That long silence
Review by Rumina Sethi

Never Done and Poorly Paid: Women’s Work in Globalising India
By Jayati Ghosh.
Women Unlimited, New Delhi.
Pages 185. Rs 250.

WHEN Thomas Friedman declared that the world was flat, implying a level field in terms of global policy, he gave scant consideration to the consequences that rapid economic growth would have on the third-world women. Although history as an archive belongs to the race of humans, it has been rather one-sided and partial in this regard. While women’s history may exist as a fragment within the larger patrocentric historiography, it is clear that women have not been represented evenly and, to say the least, adequately.

With the advent of feminist theory into the third world—what we might call "postcolonial feminism"—new worlds, contexts and cultures have "worlded" mainstream feminist theory. Jayati Ghosh’s book may be placed in this genre. Ghosh’s particular focus is upon women of the developing world who have been severely affected by the onset of globalisation. It is well known by now that the International Monetary Fund, the World Bank and the World Trade Organisation impose legal obligations upon the developing world in return for investment in industrial programmes initiated by multinational corporations.

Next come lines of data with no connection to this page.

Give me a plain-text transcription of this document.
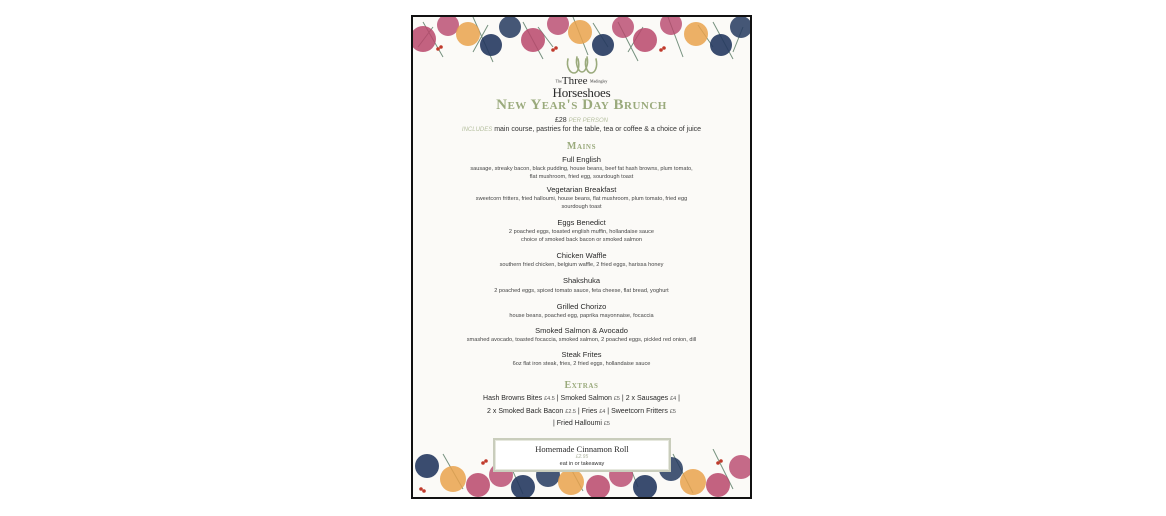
TheThree Madingley
Horseshoes
New Year's Day Brunch
£28 PER PERSON
INCLUDES main course, pastries for the table, tea or coffee & a choice of juice
Mains
Full English
sausage, streaky bacon, black pudding, house beans, beef fat hash browns, plum tomato,
flat mushroom, fried egg, sourdough toast
Vegetarian Breakfast
sweetcorn fritters, fried halloumi, house beans, flat mushroom, plum tomato, fried egg
sourdough toast
Eggs Benedict
2 poached eggs, toasted english muffin, hollandaise sauce
choice of smoked back bacon or smoked salmon
Chicken Waffle
southern fried chicken, belgium waffle, 2 fried eggs, harissa honey
Shakshuka
2 poached eggs, spiced tomato sauce, feta cheese, flat bread, yoghurt
Grilled Chorizo
house beans, poached egg, paprika mayonnaise, focaccia
Smoked Salmon & Avocado
smashed avocado, toasted focaccia, smoked salmon, 2 poached eggs, pickled red onion, dill
Steak Frites
6oz flat iron steak, fries, 2 fried eggs, hollandaise sauce
Extras
Hash Browns Bites £4.5 | Smoked Salmon £5 | 2 x Sausages £4 |
2 x Smoked Back Bacon £2.5 | Fries £4 | Sweetcorn Fritters £5
| Fried Halloumi £5
Homemade Cinnamon Roll
£2.95
eat in or takeaway
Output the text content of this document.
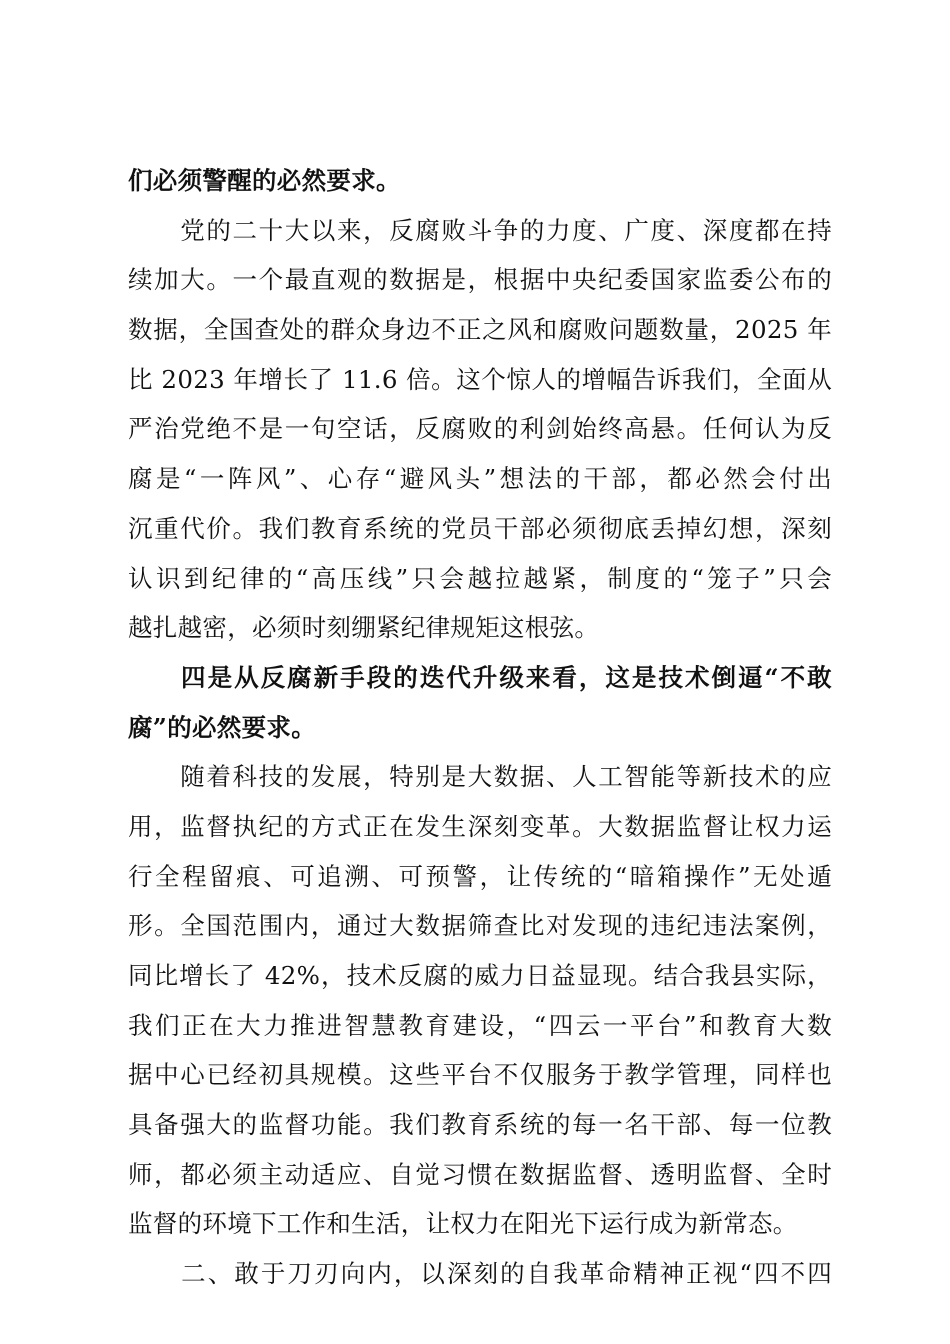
们必须警醒的必然要求。
　　党的二十大以来，反腐败斗争的力度、广度、深度都在持
续加大。一个最直观的数据是，根据中央纪委国家监委公布的
数据，全国查处的群众身边不正之风和腐败问题数量，2025 年
比 2023 年增长了 11.6 倍。这个惊人的增幅告诉我们，全面从
严治党绝不是一句空话，反腐败的利剑始终高悬。任何认为反
腐是“一阵风”、心存“避风头”想法的干部，都必然会付出
沉重代价。我们教育系统的党员干部必须彻底丢掉幻想，深刻
认识到纪律的“高压线”只会越拉越紧，制度的“笼子”只会
越扎越密，必须时刻绷紧纪律规矩这根弦。
　　四是从反腐新手段的迭代升级来看，这是技术倒逼“不敢
腐”的必然要求。
　　随着科技的发展，特别是大数据、人工智能等新技术的应
用，监督执纪的方式正在发生深刻变革。大数据监督让权力运
行全程留痕、可追溯、可预警，让传统的“暗箱操作”无处遁
形。全国范围内，通过大数据筛查比对发现的违纪违法案例，
同比增长了 42%，技术反腐的威力日益显现。结合我县实际，
我们正在大力推进智慧教育建设，“四云一平台”和教育大数
据中心已经初具规模。这些平台不仅服务于教学管理，同样也
具备强大的监督功能。我们教育系统的每一名干部、每一位教
师，都必须主动适应、自觉习惯在数据监督、透明监督、全时
监督的环境下工作和生活，让权力在阳光下运行成为新常态。
　　二、敢于刀刃向内，以深刻的自我革命精神正视“四不四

In order to embrace modernity and development in their willingness to stride ahead, developing countries succumb to a continual subordination under the "structural adjustment programmes" of the West.

The discrepancy with the local that global capitalism has bred has led to rapid changes in the lifestyles of women in developing economies, many of which affect them adversely. If one looks at the employment base, transnational corporations employ far more women workers than men, primarily because they accept low wages and long hours in adverse work environment. The tendency towards what Ghosh mysteriously calls "feminisation of employment" is spurred by their unconditional availability and the arbitrariness of the market to hire or fire them at will. They are thus regarded as easily replaceable, even redundant in the global market.

Outside India too, immigrant women bear the brunt of capital accumulation in the hands of a few. The large numbers of Asian women who work as domestic help in the rich households of developed countries give evidence of the pressures of globalisation permeating into the circulation of labour. Global capitalism may have favoured female employment on the one hand, but the temporary and part-time nature of such employment has bred insecurity among women on the other. Very often, this leads to a rejection of modernity as well as its promotion under forms of economic liberalisation. The changing relations and negotiations with the State are reflected in the lives of these women. Women who found themselves swept into the vortex of labour participation in the 1980s owing to globalisation are a case in point.

Such circumstances, Ghosh alleges, though evidently negative, are also of considerable advantage for women. As women become better established in their particular sectors, the pressure of gender discrimination tends to diminish, and women begin to demand fair wages as well. But then, again, this is precisely what the employers do not bargain for when they hire women.

Although Ghosh addresses the adverse pressures of globalisation upon women, a question she does not raise is: Is globalisation a male discourse? Debates about globalisation involving the growing distance between North and South have become so dominant that feminist analyses of globalisation have been virtually neglected. This is particularly true after the September 11 events when the "clash of civilisations" thesis marginalised women altogether in view of the discussions on fundamentalism, markets and globalisation that followed.

Anti-corporatist movements must include the women’s movement since women are severely affected by its agendas. Movements against globalisation tend to be narrow in their pursuit rather like Marxist ideology, which subsumes all other ideologies, or the nationalist struggles in colonised countries that appropriated all other revolutions within it. But suffice it to say that in the corporate system, women, especially those of the developing world, are earning less than men. In the agricultural sector, particularly, women are finding themselves removed from traditional ways of functioning in an agrarian economy. To take just one example, women’s age-old occupation of treating, sorting and preserving seeds has fallen into disuse owing to the imposed practise of purchasing new hybrid seeds and growing genetically modified crops. Other global pressures come from the over-use of fossil fuel and the cutting down of trees. This has led to the unavailability of fodder and the drying up of "female" skills such as gathering natural herbal medicines and even singing and storytelling which have always been women’s traditional concerns.

Not only should greater attention be paid to the framing of economic policies to prevent the neglect of women, but the mainstream feminist movement should not sever itself off from women’s grass-roots problems. Simply to witness an enormous increase in women’s employment in a world rapidly sold to globalisation should not become the yardstick of discovering ‘feminisation".